See In re Nat'l Football League Players Concussion
Injury Litig., 775 F.3d 570, 581 (3d Cir. 2014).
Whether Class Certification is Proper
23(a) requires Plaintiffs to demonstrate that: “(1) the
class is so numerous that joinder of all members is
impracticable; (2) there are questions of law or fact common
to the class; (3) the claims or defenses of the
representative parties are typical of the claims or defenses
of the class; and (4) the representative parties will fairly
and adequately protect the interests of the class.” Fed
R. Civ. P. 23(a). Rule 23(b)(3), under which Plaintiffs seek
class certification, requires that “questions of law or
fact common to class members predominate over any questions
affecting only individual members, and that a class action is
superior to other available methods for fairly and
efficiently adjudicating the controversy.” Fed.R.Civ.P.
23(b)(3). For the reasons that follow, the proposed class may
be certified because the Plaintiffs have demonstrated
compliance with Rule 23(a) and 23(b)(3)'s requirements.
Rule 23(a) Factors
23(a)(1) requires that the class be “so numerous that
joinder of all members is impracticable.” Fed.R.Civ.P.

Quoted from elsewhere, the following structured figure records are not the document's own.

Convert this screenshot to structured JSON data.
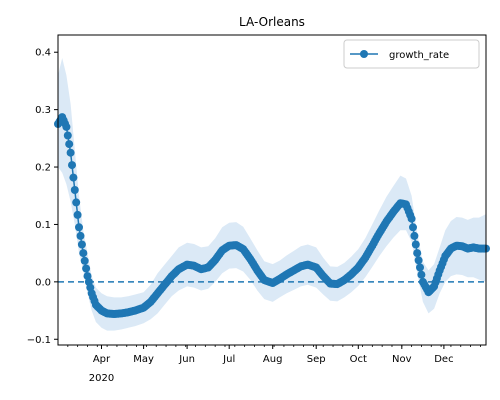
{
  "chart_data": {
    "type": "line",
    "title": "LA-Orleans",
    "xlabel": "",
    "ylabel": "",
    "x_range": [
      "2020-03-01",
      "2020-12-31"
    ],
    "ylim": [
      -0.11,
      0.43
    ],
    "yticks": [
      -0.1,
      0.0,
      0.1,
      0.2,
      0.3,
      0.4
    ],
    "ytick_labels": [
      "−0.1",
      "0.0",
      "0.1",
      "0.2",
      "0.3",
      "0.4"
    ],
    "xticks": [
      {
        "date": "2020-04-01",
        "label": "Apr",
        "sublabel": "2020"
      },
      {
        "date": "2020-05-01",
        "label": "May",
        "sublabel": ""
      },
      {
        "date": "2020-06-01",
        "label": "Jun",
        "sublabel": ""
      },
      {
        "date": "2020-07-01",
        "label": "Jul",
        "sublabel": ""
      },
      {
        "date": "2020-08-01",
        "label": "Aug",
        "sublabel": ""
      },
      {
        "date": "2020-09-01",
        "label": "Sep",
        "sublabel": ""
      },
      {
        "date": "2020-10-01",
        "label": "Oct",
        "sublabel": ""
      },
      {
        "date": "2020-11-01",
        "label": "Nov",
        "sublabel": ""
      },
      {
        "date": "2020-12-01",
        "label": "Dec",
        "sublabel": ""
      }
    ],
    "grid": false,
    "legend_position": "top-right",
    "reference_line": {
      "y": 0.0,
      "style": "dashed"
    },
    "series": [
      {
        "name": "growth_rate",
        "color": "#1f77b4",
        "band_color": "#dbe9f6",
        "points": [
          {
            "x": "2020-03-01",
            "y": 0.275,
            "lo": 0.2,
            "hi": 0.36
          },
          {
            "x": "2020-03-04",
            "y": 0.287,
            "lo": 0.19,
            "hi": 0.39
          },
          {
            "x": "2020-03-07",
            "y": 0.27,
            "lo": 0.17,
            "hi": 0.36
          },
          {
            "x": "2020-03-10",
            "y": 0.225,
            "lo": 0.14,
            "hi": 0.31
          },
          {
            "x": "2020-03-13",
            "y": 0.16,
            "lo": 0.1,
            "hi": 0.23
          },
          {
            "x": "2020-03-16",
            "y": 0.095,
            "lo": 0.05,
            "hi": 0.15
          },
          {
            "x": "2020-03-19",
            "y": 0.05,
            "lo": 0.02,
            "hi": 0.09
          },
          {
            "x": "2020-03-22",
            "y": 0.01,
            "lo": -0.02,
            "hi": 0.05
          },
          {
            "x": "2020-03-25",
            "y": -0.02,
            "lo": -0.05,
            "hi": 0.01
          },
          {
            "x": "2020-03-28",
            "y": -0.04,
            "lo": -0.07,
            "hi": -0.01
          },
          {
            "x": "2020-04-01",
            "y": -0.05,
            "lo": -0.08,
            "hi": -0.02
          },
          {
            "x": "2020-04-05",
            "y": -0.055,
            "lo": -0.085,
            "hi": -0.025
          },
          {
            "x": "2020-04-10",
            "y": -0.056,
            "lo": -0.085,
            "hi": -0.027
          },
          {
            "x": "2020-04-15",
            "y": -0.055,
            "lo": -0.083,
            "hi": -0.027
          },
          {
            "x": "2020-04-20",
            "y": -0.053,
            "lo": -0.08,
            "hi": -0.025
          },
          {
            "x": "2020-04-25",
            "y": -0.05,
            "lo": -0.077,
            "hi": -0.022
          },
          {
            "x": "2020-05-01",
            "y": -0.045,
            "lo": -0.072,
            "hi": -0.018
          },
          {
            "x": "2020-05-06",
            "y": -0.035,
            "lo": -0.065,
            "hi": -0.005
          },
          {
            "x": "2020-05-11",
            "y": -0.02,
            "lo": -0.055,
            "hi": 0.015
          },
          {
            "x": "2020-05-16",
            "y": -0.005,
            "lo": -0.04,
            "hi": 0.03
          },
          {
            "x": "2020-05-21",
            "y": 0.01,
            "lo": -0.025,
            "hi": 0.045
          },
          {
            "x": "2020-05-26",
            "y": 0.022,
            "lo": -0.015,
            "hi": 0.06
          },
          {
            "x": "2020-06-01",
            "y": 0.03,
            "lo": -0.008,
            "hi": 0.068
          },
          {
            "x": "2020-06-06",
            "y": 0.028,
            "lo": -0.01,
            "hi": 0.066
          },
          {
            "x": "2020-06-11",
            "y": 0.022,
            "lo": -0.015,
            "hi": 0.06
          },
          {
            "x": "2020-06-16",
            "y": 0.025,
            "lo": -0.012,
            "hi": 0.062
          },
          {
            "x": "2020-06-21",
            "y": 0.038,
            "lo": 0.0,
            "hi": 0.076
          },
          {
            "x": "2020-06-26",
            "y": 0.055,
            "lo": 0.015,
            "hi": 0.095
          },
          {
            "x": "2020-07-01",
            "y": 0.063,
            "lo": 0.023,
            "hi": 0.103
          },
          {
            "x": "2020-07-06",
            "y": 0.064,
            "lo": 0.024,
            "hi": 0.104
          },
          {
            "x": "2020-07-11",
            "y": 0.057,
            "lo": 0.018,
            "hi": 0.096
          },
          {
            "x": "2020-07-16",
            "y": 0.04,
            "lo": 0.004,
            "hi": 0.076
          },
          {
            "x": "2020-07-21",
            "y": 0.02,
            "lo": -0.015,
            "hi": 0.055
          },
          {
            "x": "2020-07-26",
            "y": 0.003,
            "lo": -0.03,
            "hi": 0.036
          },
          {
            "x": "2020-08-01",
            "y": -0.002,
            "lo": -0.035,
            "hi": 0.031
          },
          {
            "x": "2020-08-06",
            "y": 0.005,
            "lo": -0.027,
            "hi": 0.037
          },
          {
            "x": "2020-08-11",
            "y": 0.013,
            "lo": -0.02,
            "hi": 0.046
          },
          {
            "x": "2020-08-16",
            "y": 0.02,
            "lo": -0.014,
            "hi": 0.054
          },
          {
            "x": "2020-08-21",
            "y": 0.027,
            "lo": -0.008,
            "hi": 0.062
          },
          {
            "x": "2020-08-26",
            "y": 0.03,
            "lo": -0.005,
            "hi": 0.065
          },
          {
            "x": "2020-09-01",
            "y": 0.025,
            "lo": -0.01,
            "hi": 0.06
          },
          {
            "x": "2020-09-06",
            "y": 0.01,
            "lo": -0.022,
            "hi": 0.042
          },
          {
            "x": "2020-09-11",
            "y": -0.003,
            "lo": -0.033,
            "hi": 0.027
          },
          {
            "x": "2020-09-16",
            "y": -0.004,
            "lo": -0.034,
            "hi": 0.026
          },
          {
            "x": "2020-09-21",
            "y": 0.003,
            "lo": -0.027,
            "hi": 0.033
          },
          {
            "x": "2020-09-26",
            "y": 0.013,
            "lo": -0.018,
            "hi": 0.044
          },
          {
            "x": "2020-10-01",
            "y": 0.025,
            "lo": -0.007,
            "hi": 0.057
          },
          {
            "x": "2020-10-06",
            "y": 0.042,
            "lo": 0.008,
            "hi": 0.076
          },
          {
            "x": "2020-10-11",
            "y": 0.063,
            "lo": 0.026,
            "hi": 0.1
          },
          {
            "x": "2020-10-16",
            "y": 0.085,
            "lo": 0.045,
            "hi": 0.125
          },
          {
            "x": "2020-10-21",
            "y": 0.105,
            "lo": 0.062,
            "hi": 0.148
          },
          {
            "x": "2020-10-26",
            "y": 0.122,
            "lo": 0.077,
            "hi": 0.167
          },
          {
            "x": "2020-10-31",
            "y": 0.137,
            "lo": 0.09,
            "hi": 0.185
          },
          {
            "x": "2020-11-04",
            "y": 0.135,
            "lo": 0.09,
            "hi": 0.18
          },
          {
            "x": "2020-11-08",
            "y": 0.11,
            "lo": 0.07,
            "hi": 0.15
          },
          {
            "x": "2020-11-12",
            "y": 0.05,
            "lo": 0.015,
            "hi": 0.085
          },
          {
            "x": "2020-11-16",
            "y": 0.0,
            "lo": -0.035,
            "hi": 0.035
          },
          {
            "x": "2020-11-20",
            "y": -0.018,
            "lo": -0.055,
            "hi": 0.02
          },
          {
            "x": "2020-11-24",
            "y": -0.008,
            "lo": -0.047,
            "hi": 0.031
          },
          {
            "x": "2020-11-28",
            "y": 0.02,
            "lo": -0.02,
            "hi": 0.06
          },
          {
            "x": "2020-12-02",
            "y": 0.045,
            "lo": 0.0,
            "hi": 0.09
          },
          {
            "x": "2020-12-06",
            "y": 0.058,
            "lo": 0.01,
            "hi": 0.106
          },
          {
            "x": "2020-12-10",
            "y": 0.063,
            "lo": 0.013,
            "hi": 0.113
          },
          {
            "x": "2020-12-14",
            "y": 0.062,
            "lo": 0.012,
            "hi": 0.112
          },
          {
            "x": "2020-12-18",
            "y": 0.058,
            "lo": 0.008,
            "hi": 0.108
          },
          {
            "x": "2020-12-22",
            "y": 0.06,
            "lo": 0.008,
            "hi": 0.112
          },
          {
            "x": "2020-12-26",
            "y": 0.058,
            "lo": 0.004,
            "hi": 0.112
          },
          {
            "x": "2020-12-31",
            "y": 0.058,
            "lo": 0.0,
            "hi": 0.118
          }
        ]
      }
    ]
  }
}
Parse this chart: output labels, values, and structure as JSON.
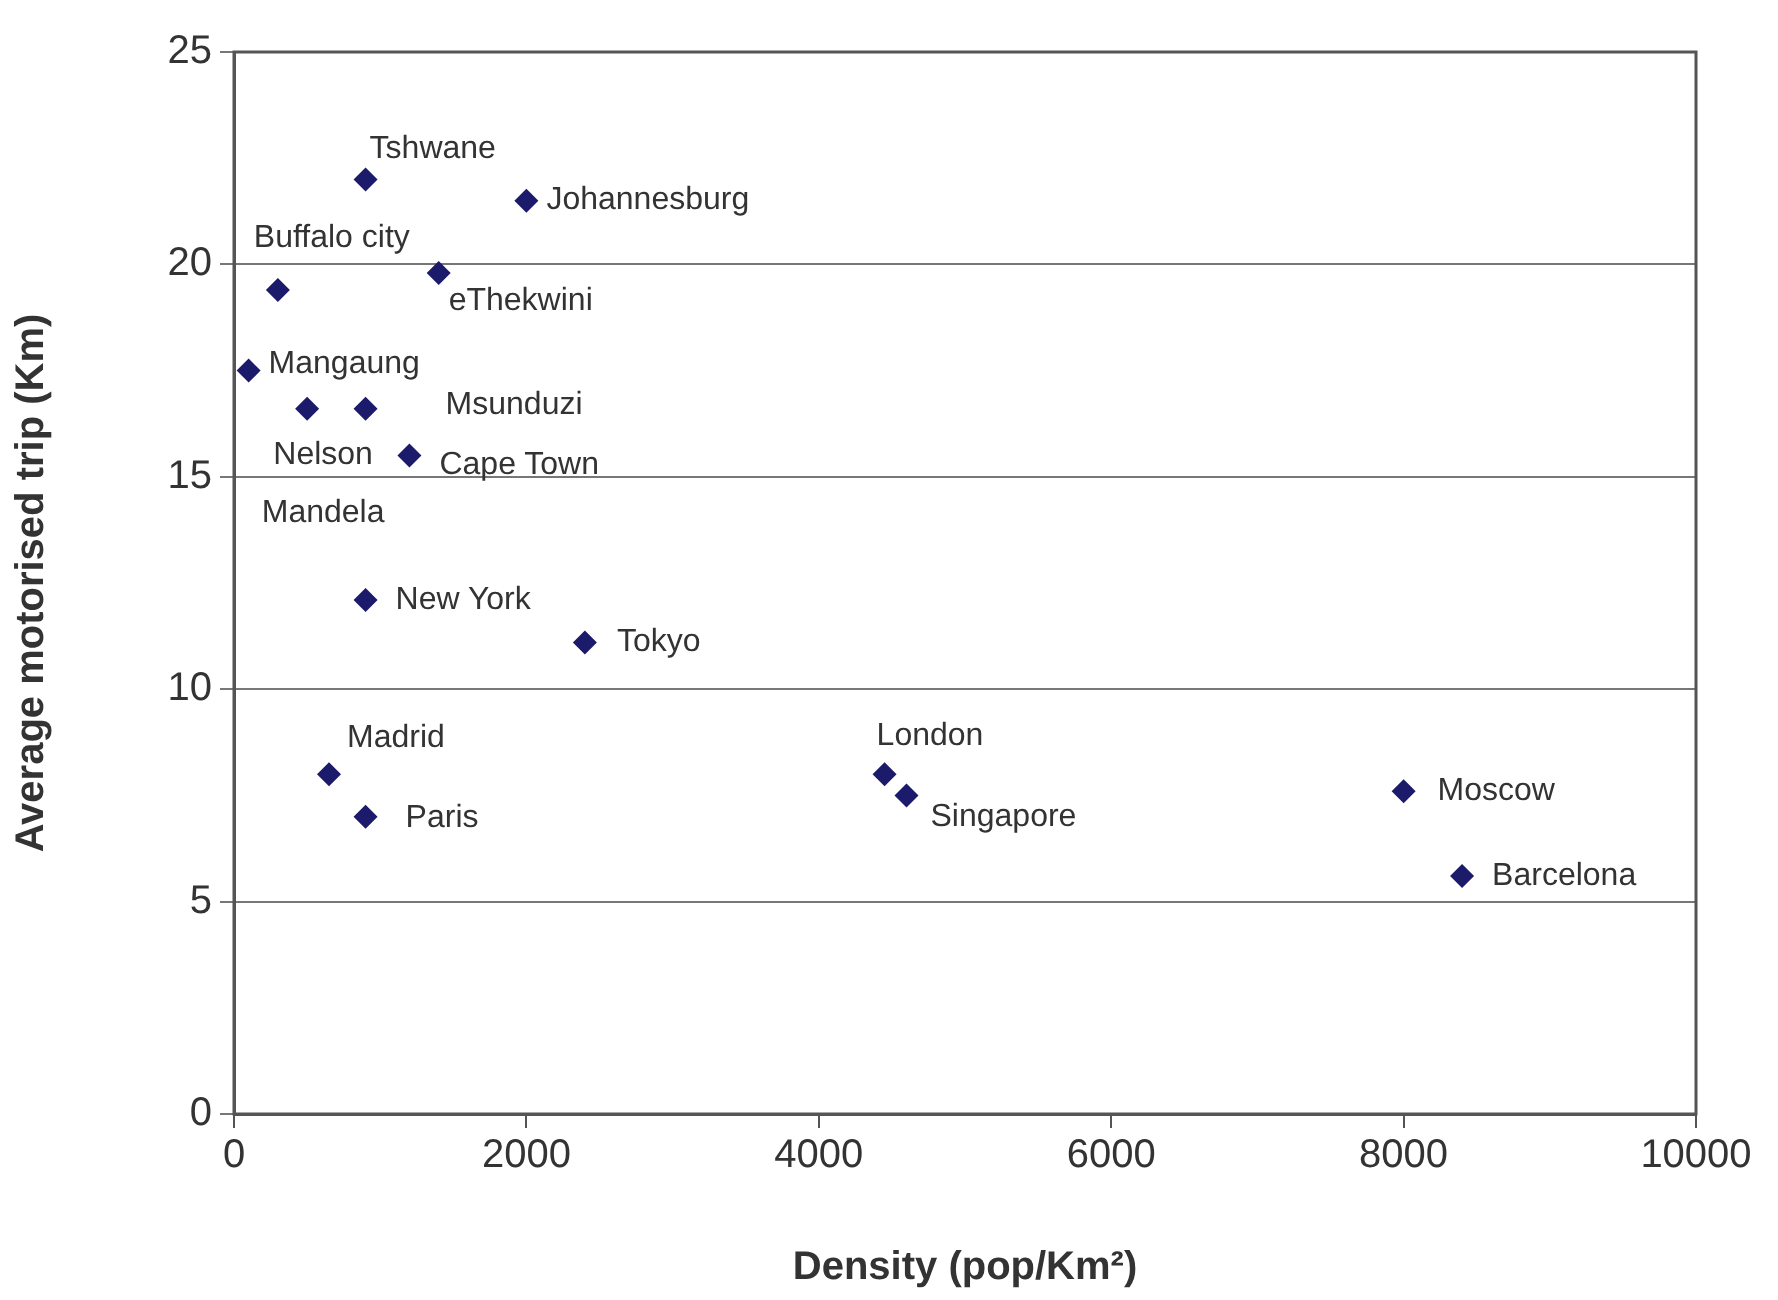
{
  "chart_data": {
    "type": "scatter",
    "xlabel": "Density (pop/Km²)",
    "ylabel": "Average motorised trip (Km)",
    "x": [
      900,
      2000,
      300,
      1400,
      100,
      500,
      900,
      1200,
      900,
      2400,
      650,
      900,
      4450,
      4600,
      8000,
      8400
    ],
    "values": [
      22,
      21.5,
      19.4,
      19.8,
      17.5,
      16.6,
      16.6,
      15.5,
      12.1,
      11.1,
      8,
      7,
      8,
      7.5,
      7.6,
      5.6
    ],
    "color": "#1b1a6b",
    "marker": "diamond",
    "xlim": [
      0,
      10000
    ],
    "xticks": [
      0,
      2000,
      4000,
      6000,
      8000,
      10000
    ],
    "ylim": [
      0,
      25
    ],
    "yticks": [
      0,
      5,
      10,
      15,
      20,
      25
    ],
    "grid": "y",
    "annotations": [
      {
        "text": "Tshwane",
        "x": 900,
        "y": 22
      },
      {
        "text": "Johannesburg",
        "x": 2000,
        "y": 21.5
      },
      {
        "text": "Buffalo city",
        "x": 300,
        "y": 19.4
      },
      {
        "text": "eThekwini",
        "x": 1400,
        "y": 19.8
      },
      {
        "text": "Mangaung",
        "x": 100,
        "y": 17.5
      },
      {
        "text": "Nelson Mandela",
        "x": 500,
        "y": 16.6
      },
      {
        "text": "Msunduzi",
        "x": 900,
        "y": 16.6
      },
      {
        "text": "Cape Town",
        "x": 1200,
        "y": 15.5
      },
      {
        "text": "New York",
        "x": 900,
        "y": 12.1
      },
      {
        "text": "Tokyo",
        "x": 2400,
        "y": 11.1
      },
      {
        "text": "Madrid",
        "x": 650,
        "y": 8
      },
      {
        "text": "Paris",
        "x": 900,
        "y": 7
      },
      {
        "text": "London",
        "x": 4450,
        "y": 8
      },
      {
        "text": "Singapore",
        "x": 4600,
        "y": 7.5
      },
      {
        "text": "Moscow",
        "x": 8000,
        "y": 7.6
      },
      {
        "text": "Barcelona",
        "x": 8400,
        "y": 5.6
      }
    ]
  }
}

23(a)(1). There is no minimum number of plaintiffs required
to satisfy this requirement; a proposed class exceeding 40
members is sufficient. Stewart v. Abraham, 275 F.3d
220, 226-27 (3d Cir. 2001). Undisputed records in this case
indicate that MMCC sent similar letters to approximately 4,
802 individuals between December 3, 2013 and August 1, 2015.
(Pl.'s Mot., at 7, ECF No. 31-1.)
23(a)(2) mandates the showing of “questions of law or
fact common to the class.” Fed.R.Civ.P. 23(a)(2). This
element requires that plaintiffs “share at least one
question of fact or law with the grievances of the
prospective class.” In re Warfarin Sodium Antitrust
Litig., 391 F.3d 516, 527-28 (3d Cir. 2004).
“Generally, courts have held that the commonality
requirement is satisfied in FDCPA actions when the defendants
have engaged in standardized conduct towards members of the
proposed class by mailing them allegedly illegal form letters
or documents.” Good v. Nationwide Credit,
Inc., 314 F.R.D. 141, 151-52 (E.D. Pa. 2016). Here, MMC
engaged in standardized conduct by sending similar letters to
all members of the proposed class. (Pl.'s Mot., at 8.)
The common question of fact is whether account numbers were
visible through envelope windows. The common question of law
is whether MMCC's conduct violates § 1692f(8).